Auto and homeowners insurance are two insurances that are often set it and forget it in an individual’s life. I understand this isn’t always top of our minds, but we often find people aren’t taking full advantage of their benefits as they should. Let’s go over my top tricks to optimizing these insurances.
Rule 1: Not looking at your rates every few years.
With P&C insurance prices will increase steadily over time and sometimes new incentive plans will fall off. Like your Comcast bill, I recommend every few years shopping around to see comparable rates. Another way to shop around using your same provider is to call up your agent and ask them to give you a rerate on your coverage. Often enough a rerate will take advantage of new incentives and lower your price immediately.
Rule 2: Having multiple carriers for your home and cars.
Most insurers in this space give a hefty discount to using them for both auto and homeowners insurances. Recognizing it isn’t always feasible, but when it is I’d suggest inquiring what the rates would be if you consolidated under one carrier.

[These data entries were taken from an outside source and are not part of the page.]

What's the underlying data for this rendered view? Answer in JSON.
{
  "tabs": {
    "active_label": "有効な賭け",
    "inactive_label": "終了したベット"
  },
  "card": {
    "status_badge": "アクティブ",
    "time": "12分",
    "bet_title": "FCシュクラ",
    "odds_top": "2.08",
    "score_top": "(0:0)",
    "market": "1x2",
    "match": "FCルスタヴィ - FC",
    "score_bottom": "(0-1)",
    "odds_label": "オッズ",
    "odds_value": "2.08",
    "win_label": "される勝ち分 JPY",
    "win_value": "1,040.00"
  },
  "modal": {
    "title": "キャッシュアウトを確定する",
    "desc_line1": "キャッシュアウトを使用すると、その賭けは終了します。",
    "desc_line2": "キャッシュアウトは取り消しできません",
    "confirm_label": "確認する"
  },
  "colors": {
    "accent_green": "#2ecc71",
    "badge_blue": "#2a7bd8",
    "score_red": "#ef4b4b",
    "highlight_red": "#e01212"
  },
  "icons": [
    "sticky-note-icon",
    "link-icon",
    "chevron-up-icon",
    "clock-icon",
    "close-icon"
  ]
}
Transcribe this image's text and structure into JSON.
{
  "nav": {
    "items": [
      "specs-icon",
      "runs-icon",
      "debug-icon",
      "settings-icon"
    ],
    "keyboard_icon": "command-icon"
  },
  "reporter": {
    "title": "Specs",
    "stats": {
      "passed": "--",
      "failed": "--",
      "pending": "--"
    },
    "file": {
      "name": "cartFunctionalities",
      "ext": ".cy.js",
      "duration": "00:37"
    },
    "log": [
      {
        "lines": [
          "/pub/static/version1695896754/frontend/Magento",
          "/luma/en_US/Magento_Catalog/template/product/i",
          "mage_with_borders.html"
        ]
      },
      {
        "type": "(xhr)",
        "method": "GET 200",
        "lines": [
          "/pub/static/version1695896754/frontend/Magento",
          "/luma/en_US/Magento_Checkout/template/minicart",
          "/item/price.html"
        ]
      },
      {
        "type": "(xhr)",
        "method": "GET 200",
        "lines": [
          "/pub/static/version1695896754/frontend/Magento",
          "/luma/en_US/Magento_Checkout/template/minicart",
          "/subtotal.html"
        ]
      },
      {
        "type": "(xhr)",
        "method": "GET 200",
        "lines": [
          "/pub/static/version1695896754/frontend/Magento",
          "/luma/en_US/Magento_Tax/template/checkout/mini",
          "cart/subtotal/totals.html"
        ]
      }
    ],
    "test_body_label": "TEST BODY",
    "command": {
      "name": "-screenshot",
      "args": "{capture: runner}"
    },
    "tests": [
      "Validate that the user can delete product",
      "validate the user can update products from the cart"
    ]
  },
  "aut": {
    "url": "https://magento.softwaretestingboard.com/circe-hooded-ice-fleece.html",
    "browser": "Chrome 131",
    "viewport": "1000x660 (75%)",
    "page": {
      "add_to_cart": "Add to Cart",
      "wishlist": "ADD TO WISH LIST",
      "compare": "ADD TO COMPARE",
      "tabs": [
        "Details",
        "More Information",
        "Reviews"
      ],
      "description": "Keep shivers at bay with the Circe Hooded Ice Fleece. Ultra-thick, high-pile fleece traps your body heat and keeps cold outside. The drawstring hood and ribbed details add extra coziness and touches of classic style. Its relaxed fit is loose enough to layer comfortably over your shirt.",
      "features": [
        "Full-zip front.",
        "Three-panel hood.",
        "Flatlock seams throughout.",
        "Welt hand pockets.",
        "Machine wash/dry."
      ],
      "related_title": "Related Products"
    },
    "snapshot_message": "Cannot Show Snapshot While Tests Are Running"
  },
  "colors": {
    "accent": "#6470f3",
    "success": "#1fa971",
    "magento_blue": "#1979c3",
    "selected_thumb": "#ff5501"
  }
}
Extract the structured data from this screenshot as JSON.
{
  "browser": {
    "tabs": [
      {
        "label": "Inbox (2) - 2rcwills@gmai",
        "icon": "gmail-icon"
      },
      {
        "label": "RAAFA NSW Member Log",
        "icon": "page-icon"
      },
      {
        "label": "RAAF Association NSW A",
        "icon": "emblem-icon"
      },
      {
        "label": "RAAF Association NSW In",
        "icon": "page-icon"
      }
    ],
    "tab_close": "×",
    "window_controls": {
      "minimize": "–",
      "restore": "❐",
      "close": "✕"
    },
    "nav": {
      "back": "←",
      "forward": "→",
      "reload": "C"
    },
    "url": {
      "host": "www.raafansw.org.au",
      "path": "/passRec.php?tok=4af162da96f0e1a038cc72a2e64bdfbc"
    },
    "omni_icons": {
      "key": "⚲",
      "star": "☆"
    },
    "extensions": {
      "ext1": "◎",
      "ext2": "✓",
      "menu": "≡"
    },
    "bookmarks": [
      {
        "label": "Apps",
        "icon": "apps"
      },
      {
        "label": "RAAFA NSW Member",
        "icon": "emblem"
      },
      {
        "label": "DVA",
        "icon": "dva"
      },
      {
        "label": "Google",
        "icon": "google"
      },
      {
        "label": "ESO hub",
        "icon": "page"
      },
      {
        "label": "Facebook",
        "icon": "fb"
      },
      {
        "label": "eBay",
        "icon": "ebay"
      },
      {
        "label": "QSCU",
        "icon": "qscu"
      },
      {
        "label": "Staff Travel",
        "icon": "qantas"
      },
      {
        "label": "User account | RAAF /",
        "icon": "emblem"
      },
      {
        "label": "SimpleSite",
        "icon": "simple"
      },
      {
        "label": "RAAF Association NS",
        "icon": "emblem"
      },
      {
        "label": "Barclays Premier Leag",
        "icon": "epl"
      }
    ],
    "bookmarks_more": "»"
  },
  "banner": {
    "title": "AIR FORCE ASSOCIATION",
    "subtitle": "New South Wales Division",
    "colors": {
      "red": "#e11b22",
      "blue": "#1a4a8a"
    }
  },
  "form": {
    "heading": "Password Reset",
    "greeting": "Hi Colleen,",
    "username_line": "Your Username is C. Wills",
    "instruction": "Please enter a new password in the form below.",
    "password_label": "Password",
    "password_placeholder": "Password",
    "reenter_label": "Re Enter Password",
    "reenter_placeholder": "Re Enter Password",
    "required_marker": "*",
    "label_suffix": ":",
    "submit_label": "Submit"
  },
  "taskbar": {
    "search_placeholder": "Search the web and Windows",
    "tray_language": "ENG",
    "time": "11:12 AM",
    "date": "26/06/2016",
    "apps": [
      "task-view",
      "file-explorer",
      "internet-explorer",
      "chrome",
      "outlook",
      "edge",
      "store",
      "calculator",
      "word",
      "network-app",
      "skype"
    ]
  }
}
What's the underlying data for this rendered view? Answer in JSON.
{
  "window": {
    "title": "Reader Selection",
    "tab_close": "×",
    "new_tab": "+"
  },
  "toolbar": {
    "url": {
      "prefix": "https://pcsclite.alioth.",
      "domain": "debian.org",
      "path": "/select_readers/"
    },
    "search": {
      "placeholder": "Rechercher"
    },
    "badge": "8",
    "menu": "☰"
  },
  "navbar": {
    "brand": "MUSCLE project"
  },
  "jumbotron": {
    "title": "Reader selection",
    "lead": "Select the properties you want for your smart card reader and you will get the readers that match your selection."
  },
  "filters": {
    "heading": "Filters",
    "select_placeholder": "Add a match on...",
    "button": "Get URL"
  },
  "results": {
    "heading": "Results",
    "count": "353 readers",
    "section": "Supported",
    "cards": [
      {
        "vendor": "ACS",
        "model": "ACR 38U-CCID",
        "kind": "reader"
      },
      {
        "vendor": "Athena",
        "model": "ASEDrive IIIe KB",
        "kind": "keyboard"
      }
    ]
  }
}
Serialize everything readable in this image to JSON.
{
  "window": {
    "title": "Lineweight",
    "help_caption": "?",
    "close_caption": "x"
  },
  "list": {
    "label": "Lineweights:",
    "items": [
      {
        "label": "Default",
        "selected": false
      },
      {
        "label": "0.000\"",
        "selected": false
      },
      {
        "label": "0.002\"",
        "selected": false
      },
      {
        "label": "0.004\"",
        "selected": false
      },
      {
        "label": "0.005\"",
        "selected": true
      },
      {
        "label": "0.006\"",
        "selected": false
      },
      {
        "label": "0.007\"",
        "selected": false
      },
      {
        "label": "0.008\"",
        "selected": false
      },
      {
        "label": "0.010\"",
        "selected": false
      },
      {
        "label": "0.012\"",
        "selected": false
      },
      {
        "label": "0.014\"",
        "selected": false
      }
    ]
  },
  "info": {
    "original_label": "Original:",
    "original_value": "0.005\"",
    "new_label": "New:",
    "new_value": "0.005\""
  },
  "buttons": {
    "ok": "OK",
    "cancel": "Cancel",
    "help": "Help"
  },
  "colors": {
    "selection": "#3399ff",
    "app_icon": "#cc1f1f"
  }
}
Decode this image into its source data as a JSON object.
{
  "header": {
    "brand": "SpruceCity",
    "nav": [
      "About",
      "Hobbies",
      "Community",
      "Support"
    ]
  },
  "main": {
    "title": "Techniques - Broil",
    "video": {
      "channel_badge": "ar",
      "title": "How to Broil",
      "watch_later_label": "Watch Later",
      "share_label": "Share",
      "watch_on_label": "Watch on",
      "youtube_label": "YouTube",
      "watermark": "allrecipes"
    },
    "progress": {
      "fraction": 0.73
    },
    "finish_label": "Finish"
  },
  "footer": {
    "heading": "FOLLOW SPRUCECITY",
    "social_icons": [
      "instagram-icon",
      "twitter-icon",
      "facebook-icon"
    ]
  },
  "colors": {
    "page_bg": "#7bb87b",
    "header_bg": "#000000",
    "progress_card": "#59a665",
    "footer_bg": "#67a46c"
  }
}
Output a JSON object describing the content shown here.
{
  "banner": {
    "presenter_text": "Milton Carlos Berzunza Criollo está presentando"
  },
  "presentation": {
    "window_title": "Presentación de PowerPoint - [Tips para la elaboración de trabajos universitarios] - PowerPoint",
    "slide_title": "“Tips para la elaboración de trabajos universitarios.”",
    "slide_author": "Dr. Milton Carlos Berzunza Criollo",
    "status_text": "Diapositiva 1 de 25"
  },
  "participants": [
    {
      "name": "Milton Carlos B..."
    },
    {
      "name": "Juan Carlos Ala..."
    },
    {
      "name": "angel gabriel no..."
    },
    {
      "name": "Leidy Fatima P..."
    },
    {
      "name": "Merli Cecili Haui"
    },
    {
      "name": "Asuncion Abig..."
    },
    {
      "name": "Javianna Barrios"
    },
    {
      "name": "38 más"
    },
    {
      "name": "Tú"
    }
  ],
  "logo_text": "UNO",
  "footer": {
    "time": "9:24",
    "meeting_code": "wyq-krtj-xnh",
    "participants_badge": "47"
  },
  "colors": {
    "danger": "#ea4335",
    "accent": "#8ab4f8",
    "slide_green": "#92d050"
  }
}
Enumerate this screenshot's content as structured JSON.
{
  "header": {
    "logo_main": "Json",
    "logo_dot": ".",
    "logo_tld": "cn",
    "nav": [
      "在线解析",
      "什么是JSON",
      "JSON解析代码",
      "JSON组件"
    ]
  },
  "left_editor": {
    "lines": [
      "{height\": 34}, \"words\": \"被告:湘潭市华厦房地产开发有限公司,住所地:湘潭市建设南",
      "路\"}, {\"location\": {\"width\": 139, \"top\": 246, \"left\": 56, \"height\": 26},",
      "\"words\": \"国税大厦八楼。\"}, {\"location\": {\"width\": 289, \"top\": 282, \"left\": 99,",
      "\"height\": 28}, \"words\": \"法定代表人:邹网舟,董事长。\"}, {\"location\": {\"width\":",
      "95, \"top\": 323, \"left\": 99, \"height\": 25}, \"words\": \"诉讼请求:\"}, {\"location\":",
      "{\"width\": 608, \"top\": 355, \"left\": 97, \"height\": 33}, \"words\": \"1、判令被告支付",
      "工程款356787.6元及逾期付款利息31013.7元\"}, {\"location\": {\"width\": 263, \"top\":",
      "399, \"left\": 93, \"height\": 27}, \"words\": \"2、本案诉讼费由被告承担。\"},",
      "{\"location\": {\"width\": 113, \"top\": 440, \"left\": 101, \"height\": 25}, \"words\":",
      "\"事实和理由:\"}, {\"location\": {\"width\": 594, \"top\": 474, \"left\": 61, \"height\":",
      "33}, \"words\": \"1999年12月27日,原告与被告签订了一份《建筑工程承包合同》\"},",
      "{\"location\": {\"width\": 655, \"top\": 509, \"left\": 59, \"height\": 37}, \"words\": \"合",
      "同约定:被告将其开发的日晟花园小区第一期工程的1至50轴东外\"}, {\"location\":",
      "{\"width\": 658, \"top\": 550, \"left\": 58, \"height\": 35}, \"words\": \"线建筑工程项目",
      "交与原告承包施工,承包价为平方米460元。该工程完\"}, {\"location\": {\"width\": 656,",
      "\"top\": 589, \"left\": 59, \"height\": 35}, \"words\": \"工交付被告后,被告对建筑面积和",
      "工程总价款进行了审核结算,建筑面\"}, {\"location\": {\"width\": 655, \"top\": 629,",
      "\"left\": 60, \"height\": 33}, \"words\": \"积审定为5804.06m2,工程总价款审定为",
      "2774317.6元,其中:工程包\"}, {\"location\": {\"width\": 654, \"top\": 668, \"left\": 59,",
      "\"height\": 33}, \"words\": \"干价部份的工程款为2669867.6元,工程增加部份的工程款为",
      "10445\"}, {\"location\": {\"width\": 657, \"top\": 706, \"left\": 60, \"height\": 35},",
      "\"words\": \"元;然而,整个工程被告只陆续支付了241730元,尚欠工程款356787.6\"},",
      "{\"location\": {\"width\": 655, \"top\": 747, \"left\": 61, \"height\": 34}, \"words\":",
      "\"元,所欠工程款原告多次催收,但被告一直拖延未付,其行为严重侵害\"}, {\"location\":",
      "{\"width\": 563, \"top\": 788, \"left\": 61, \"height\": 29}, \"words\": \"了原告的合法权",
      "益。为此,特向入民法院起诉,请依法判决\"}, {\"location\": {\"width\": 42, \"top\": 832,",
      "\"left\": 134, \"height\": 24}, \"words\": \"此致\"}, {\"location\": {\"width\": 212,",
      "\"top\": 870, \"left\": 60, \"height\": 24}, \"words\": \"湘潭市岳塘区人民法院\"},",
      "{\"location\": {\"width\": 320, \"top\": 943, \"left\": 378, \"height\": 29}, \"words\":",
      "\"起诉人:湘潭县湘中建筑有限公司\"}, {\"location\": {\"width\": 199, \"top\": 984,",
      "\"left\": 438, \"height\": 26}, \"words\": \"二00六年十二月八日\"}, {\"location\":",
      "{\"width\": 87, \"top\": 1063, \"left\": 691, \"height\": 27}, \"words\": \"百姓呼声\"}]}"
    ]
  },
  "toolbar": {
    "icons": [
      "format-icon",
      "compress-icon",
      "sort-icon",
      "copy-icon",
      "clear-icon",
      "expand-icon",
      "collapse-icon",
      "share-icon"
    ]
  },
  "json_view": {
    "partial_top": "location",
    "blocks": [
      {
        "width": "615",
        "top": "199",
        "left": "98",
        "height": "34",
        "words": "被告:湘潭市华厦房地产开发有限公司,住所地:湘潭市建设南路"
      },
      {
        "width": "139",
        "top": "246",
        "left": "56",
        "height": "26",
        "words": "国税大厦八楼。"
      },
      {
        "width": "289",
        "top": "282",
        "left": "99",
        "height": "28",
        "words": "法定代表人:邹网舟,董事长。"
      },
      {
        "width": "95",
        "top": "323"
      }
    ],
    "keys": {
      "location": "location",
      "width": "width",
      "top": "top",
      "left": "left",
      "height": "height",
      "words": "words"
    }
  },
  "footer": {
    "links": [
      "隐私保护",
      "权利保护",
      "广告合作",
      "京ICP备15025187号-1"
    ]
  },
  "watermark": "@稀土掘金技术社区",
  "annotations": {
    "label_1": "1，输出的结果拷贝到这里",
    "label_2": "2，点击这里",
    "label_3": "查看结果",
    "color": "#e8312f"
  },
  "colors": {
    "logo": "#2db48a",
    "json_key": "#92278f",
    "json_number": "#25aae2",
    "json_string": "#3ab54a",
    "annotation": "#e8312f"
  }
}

Rule 3: Leaving discounts on the table.
There are a plethora of different discounts ripe for the picking in the property & casualty insurance world. There are the obvious ones such as taking an online driver safety course and then there is a list of less common ones. Many of us don’t take advantage of these lesser-known discounts when we should. Here is my quick list of some of the most missed ones we run into:
- Military Discount
- College Discount
- Good Student Discount
- Employer Discount
- Good Driver Discount
- Righttrack or similar driving monitor program
Rule 4: Bill payment method.
Most insurance companies offer a discount if you pay their premiums annually vs. less frequently. Simple math they get the dollars quicker and can start investing them sooner than later. Naturally, same can be said for keeping your premium dollars and paying over a longer period of time.
Rule 5: Having too little coverage.
There are many ways individuals underinsure themselves in this world. Having too little coverage in auto insurance, and not covering the full replacement value of your home are probably the two most common. Remember, just because you are insured for auto accident liability for $50,000 doesn’t mean you can’t be sued for much greater.
Rule 6: Having too much coverage.
Most people don’t realize that your homeowner’s insurance will only pay to rebuild your home from scratch, not the value of your home and land together. It is important to not be paying for superfluous coverage that will never be paid.
Rule 7: Having no umbrella coverage.
This is a commonly missed coverage that can prove beneficial. As I stated earlier, even if you have ample coverage on your auto/home coverage it doesn’t prevent a judge or jury awarding far in excess of the basic limits. This is where an umbrella policy comes in. The way they work is by kicking in coverage, up to a limit (usually in million-dollar increments), once the basic limits of your auto and homeowner insurance policy are exceeded. For example, if you owned a $1,000,000 umbrella policy and your auto insurance says you are covered up to $100,000 per accident per individual up to a $250,000 maximum. Now, what happens if you are responsible for a 10 car accident and there is $1,000,000 of claims filed against you? Your auto insurance would cover the first $250,000 and your umbrella will kick in to cover the remaining $750,000 above and beyond, rather than paying out of pocket. As you can see very beneficial and they are pretty inexpensive as well.
Rule 8: Failing to have a personal articles policy.
A basic homeowners insurance will cover valuables such as jewelry or art only up to a small limit. Since our homes protect some of our most expensive assets it is highly recommended to make sure your valuables are fully covered by adding them to an inexpensive personal articles policy.
Rule 9: Check those deductibles.
This a great way to lower and increase the costs of your policies. They are also frequently not at the appropriate level overexposing themselves to losses. In addition, some homeowner’s policies will have a deductible for certain damages, like wind or hail that is 2% of the value of your home. This can quickly lead to a $10,000 plus the deductible. There are many things that can be confusing or misunderstood when it comes to covering your home and auto insurance. It is important you fully understand what is and isn’t covered so in the midst of a tragedy one day you don’t add insult to injury by not being properly protected.